Но, может быть, оно действительно справедливо, если ограничить его только мышлением в строгом смысле? Но где проходит граница между мышлением и восприятием? Разве не существует промежуточных форм — например, индивидуального представления? И разве нет градации форм мышления, ступенчатой иерархии — от низших к высшим? Обладает ли уже низшая форма мышления полнотой истины, или истина присуща только высшим ступеням? А может быть, каждая из низших форм содержит истину в меньшей степени, сообразно расстоянию, отделяющему её от высшей? Но если в представления, понятия, суждения, умозаключения, в системы позитивных наук входят те же элементы, что изначально содержались в восприятии, а это факт, — то и несовершенство восприятия должно было бы перенестись на высшие формы. Следовательно, быть может, полная истина вообще недостижима ни в одном эмпирическом элементе. А как тогда насчёт априорных форм созерцания, понятий рассудка и разума? Но и они вполне обоснованно были названы ложными гипостазами, возникающими из способов действия мышления, обусловленных опытом. И даже если бы эти формы были даны в кантовском смысле, всё равно это означало бы признание самого кантианского сомнения, т.е. отрицания в их действительности по отношению к вещам самим по себе.

Кто может поручиться за реальную действительность форм, порождённых Я в силу субъективной необходимости? Например, за идею абсолютного? Остаётся открытым вопрос: действительно ли эта необходимость подразумевает соответствие с реальностью? А если она может существовать и без такого соответствия, тогда следует спросить: чем удостоверяется реальность самих этих форм? Ничем иным, как аксиомой объективной реальности субъективных форм разума. Но тот, кто, как Кант, сомневается в этой аксиоме, не будет убеждён никаким её применением, а скорее обретёт ещё большую уверенность в заблуждении своего оппонента, который опирается на логически замкнутую аргументацию по кругу.

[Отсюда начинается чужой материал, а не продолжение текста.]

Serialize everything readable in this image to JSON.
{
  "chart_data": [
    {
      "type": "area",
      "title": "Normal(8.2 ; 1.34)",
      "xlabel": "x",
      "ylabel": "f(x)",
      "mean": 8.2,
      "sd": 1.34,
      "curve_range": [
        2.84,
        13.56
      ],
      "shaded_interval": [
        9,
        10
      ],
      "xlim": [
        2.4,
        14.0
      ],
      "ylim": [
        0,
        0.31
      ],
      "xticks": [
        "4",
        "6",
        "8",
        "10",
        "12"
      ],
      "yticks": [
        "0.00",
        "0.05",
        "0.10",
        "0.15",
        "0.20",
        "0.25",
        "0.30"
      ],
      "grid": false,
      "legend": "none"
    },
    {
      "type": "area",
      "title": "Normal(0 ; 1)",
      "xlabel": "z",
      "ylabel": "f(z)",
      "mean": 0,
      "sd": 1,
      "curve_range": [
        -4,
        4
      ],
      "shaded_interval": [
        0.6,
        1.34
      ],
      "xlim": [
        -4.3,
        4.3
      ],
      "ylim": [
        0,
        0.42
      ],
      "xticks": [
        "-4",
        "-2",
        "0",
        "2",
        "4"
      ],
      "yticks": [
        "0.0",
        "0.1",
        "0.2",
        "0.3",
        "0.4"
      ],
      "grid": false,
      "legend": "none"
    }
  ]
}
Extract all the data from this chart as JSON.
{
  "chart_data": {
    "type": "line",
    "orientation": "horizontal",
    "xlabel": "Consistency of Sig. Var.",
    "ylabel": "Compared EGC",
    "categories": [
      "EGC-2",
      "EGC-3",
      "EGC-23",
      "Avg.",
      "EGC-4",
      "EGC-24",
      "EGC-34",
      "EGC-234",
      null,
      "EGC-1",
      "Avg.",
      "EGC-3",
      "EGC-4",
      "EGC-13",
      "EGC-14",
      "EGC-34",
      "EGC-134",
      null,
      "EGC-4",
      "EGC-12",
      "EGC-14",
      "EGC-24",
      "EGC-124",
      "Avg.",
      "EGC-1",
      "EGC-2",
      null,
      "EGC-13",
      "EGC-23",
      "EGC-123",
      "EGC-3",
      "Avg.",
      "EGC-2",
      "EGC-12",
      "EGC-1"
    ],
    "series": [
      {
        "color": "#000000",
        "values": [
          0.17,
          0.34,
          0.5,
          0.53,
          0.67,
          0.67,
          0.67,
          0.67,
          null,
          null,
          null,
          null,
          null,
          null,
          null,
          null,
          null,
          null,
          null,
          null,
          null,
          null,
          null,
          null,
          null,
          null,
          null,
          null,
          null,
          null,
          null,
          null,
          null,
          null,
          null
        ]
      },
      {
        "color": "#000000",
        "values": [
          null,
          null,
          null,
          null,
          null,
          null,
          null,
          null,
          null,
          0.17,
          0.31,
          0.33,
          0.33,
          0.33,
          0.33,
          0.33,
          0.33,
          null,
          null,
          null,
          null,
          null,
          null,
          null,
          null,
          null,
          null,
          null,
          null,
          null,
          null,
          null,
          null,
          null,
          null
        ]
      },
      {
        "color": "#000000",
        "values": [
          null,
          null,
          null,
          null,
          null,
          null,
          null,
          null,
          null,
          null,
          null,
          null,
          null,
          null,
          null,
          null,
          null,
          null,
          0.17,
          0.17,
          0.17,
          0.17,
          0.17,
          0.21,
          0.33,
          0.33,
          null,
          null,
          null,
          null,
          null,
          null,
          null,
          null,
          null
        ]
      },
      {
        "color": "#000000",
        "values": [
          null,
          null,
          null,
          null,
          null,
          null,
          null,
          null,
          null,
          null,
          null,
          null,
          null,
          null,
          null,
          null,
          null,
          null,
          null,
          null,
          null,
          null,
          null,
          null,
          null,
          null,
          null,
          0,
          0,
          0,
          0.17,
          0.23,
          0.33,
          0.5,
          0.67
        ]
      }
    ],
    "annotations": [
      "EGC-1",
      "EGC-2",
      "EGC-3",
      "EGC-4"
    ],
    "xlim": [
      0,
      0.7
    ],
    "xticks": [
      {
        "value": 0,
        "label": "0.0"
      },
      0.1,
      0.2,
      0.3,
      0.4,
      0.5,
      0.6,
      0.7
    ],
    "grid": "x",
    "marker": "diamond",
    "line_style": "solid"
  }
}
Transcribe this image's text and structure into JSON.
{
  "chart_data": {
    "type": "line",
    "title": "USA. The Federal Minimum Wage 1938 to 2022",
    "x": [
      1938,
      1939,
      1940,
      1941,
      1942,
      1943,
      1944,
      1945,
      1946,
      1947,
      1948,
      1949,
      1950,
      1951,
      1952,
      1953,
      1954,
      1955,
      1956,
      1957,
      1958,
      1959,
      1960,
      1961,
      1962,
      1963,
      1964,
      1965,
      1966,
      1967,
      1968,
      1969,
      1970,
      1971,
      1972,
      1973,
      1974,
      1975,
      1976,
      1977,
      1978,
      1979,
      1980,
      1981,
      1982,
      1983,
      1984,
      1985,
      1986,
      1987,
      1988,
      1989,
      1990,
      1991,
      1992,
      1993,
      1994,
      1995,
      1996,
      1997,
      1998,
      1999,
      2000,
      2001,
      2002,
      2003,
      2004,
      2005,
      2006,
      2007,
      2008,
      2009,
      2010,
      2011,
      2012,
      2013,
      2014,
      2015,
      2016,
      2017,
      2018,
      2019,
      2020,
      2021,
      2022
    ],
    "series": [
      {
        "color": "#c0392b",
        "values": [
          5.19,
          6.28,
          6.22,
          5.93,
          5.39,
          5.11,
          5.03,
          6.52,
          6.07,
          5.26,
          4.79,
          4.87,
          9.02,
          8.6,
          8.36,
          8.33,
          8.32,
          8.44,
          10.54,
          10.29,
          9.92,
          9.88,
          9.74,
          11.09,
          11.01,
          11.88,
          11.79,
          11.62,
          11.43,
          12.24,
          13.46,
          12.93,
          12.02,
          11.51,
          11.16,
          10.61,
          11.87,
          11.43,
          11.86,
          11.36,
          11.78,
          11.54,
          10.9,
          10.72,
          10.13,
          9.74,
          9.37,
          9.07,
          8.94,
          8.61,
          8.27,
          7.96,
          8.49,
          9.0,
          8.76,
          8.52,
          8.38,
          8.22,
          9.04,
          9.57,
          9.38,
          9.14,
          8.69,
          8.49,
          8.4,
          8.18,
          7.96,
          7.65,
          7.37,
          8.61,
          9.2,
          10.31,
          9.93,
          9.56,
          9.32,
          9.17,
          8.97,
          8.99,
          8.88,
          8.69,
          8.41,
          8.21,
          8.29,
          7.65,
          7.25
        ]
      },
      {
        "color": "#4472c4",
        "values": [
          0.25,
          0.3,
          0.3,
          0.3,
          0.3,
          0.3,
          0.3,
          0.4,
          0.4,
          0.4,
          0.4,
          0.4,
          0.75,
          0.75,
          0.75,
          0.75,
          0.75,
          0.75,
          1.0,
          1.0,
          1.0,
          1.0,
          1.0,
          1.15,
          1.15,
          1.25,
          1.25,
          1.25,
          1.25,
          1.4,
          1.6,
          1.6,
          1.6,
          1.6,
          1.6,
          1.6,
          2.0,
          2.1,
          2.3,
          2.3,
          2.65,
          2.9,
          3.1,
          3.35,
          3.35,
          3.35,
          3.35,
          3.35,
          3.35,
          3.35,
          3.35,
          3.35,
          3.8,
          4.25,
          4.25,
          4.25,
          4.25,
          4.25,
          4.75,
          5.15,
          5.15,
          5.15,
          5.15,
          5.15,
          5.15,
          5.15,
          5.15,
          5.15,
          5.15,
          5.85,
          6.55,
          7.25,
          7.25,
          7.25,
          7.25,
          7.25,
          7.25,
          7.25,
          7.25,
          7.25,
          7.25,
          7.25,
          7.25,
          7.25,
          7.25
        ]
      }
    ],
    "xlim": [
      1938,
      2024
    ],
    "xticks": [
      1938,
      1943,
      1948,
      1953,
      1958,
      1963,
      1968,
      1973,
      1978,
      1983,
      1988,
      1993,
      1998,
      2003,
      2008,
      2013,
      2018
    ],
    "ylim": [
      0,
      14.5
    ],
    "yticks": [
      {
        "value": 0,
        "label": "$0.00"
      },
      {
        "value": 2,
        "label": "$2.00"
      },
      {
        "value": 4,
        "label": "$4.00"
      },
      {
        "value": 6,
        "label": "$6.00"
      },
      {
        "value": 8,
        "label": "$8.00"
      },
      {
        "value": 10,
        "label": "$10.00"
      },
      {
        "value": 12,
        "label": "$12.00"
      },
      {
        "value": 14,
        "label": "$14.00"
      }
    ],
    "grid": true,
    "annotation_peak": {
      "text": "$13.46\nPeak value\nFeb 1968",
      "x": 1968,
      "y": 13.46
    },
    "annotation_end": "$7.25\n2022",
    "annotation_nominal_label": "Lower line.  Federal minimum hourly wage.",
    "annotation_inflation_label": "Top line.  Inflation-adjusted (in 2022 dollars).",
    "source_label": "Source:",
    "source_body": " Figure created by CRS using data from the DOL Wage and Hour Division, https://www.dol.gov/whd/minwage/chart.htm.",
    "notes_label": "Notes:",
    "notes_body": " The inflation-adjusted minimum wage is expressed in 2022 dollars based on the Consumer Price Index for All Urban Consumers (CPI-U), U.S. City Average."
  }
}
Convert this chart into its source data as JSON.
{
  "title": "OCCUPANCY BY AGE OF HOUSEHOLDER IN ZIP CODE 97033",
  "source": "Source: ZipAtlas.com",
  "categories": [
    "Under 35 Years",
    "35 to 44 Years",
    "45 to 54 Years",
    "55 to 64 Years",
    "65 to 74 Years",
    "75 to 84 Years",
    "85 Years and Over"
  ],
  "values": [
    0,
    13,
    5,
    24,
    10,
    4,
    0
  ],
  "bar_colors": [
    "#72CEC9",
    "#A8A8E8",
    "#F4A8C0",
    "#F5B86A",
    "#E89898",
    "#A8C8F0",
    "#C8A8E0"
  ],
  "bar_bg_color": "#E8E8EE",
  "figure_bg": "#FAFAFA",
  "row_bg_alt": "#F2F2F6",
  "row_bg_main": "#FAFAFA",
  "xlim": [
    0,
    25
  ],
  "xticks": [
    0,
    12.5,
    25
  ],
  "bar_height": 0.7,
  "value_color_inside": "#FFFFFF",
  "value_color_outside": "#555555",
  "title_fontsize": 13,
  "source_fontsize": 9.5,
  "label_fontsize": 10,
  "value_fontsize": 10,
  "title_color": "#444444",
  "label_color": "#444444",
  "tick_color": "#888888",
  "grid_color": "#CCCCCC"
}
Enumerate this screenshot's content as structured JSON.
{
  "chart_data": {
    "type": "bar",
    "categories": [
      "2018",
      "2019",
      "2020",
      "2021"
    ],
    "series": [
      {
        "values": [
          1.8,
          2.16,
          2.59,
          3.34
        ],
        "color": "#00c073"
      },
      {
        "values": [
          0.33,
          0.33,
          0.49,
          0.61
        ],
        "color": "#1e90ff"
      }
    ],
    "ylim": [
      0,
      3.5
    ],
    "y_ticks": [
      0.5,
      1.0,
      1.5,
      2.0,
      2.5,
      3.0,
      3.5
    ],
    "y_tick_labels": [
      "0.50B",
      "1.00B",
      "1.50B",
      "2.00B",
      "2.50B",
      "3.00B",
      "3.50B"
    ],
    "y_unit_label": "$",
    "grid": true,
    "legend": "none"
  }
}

Станет ли ситуация лучше, если допустить не просто априорный элемент в мышлении, а полностью априорное, то есть совершенно свободное от опыта мышление? Тогда возникает новое сомнение: существует ли вообще нечто подобное? Или диалектический метод, который обещает такое мышление, оказывается пустым и на деле неосуществимым обещанием? Если бы подобное мышление действительно существовало, то кантовское сомнение в его соответствии с бытием возникло бы с ещё большей силой, а не было бы устранено. Ведь, обладая чистым априори, мы вновь сталкиваемся с вопросом, который уже задавал старик Шеллинг: можем ли мы при помощи одного только разума приблизиться к действительности? И этот вопрос вовсе не следует отвергать как варварский — даже теми, кто воспитан на гегелевской системе и внутренне с ней сроднился.

Портрет Фридриха Ибервега

Аксиома Гегеля о тождестве мышления и бытия — это не что иное, как насильственный прорыв через гносеологические границы, установленные Кантом. Напротив, стремление Гербарта это скорее бессознательное уклонение от этих границ. Гербарт хотел получить синтетические суждения, основанные не только на восприятии, но и на формах, лежащих в основе кантовской критики, — не на априорных формах, а на законе тождества и противоречия, который Кант считал основанием аподиктических суждений. Гербарт считает само собой разумеющимся, что этот закон должен обладать хотя бы всеобщей действительностью, в том числе и по отношению к вещам самим по себе. Однако этот закон, по своей природе, ведёт лишь к строго тождественным (или почти тождественным) суждениям. В гербартовской метафизике такое тождество часто достигается лишь кажущимся образом, поскольку противоречия в понятиях, как неоднократно указывали другие, на деле не являются подлинными противоречиями. Если же это так, то и сам закон подпадает под кантовское сомнение: имеет ли он силу для вещей самих по себе? (Этот последний пункт, впрочем, уже обсуждался Вайсе в том же журнале, т. XIII, с. 271, 1844 г.).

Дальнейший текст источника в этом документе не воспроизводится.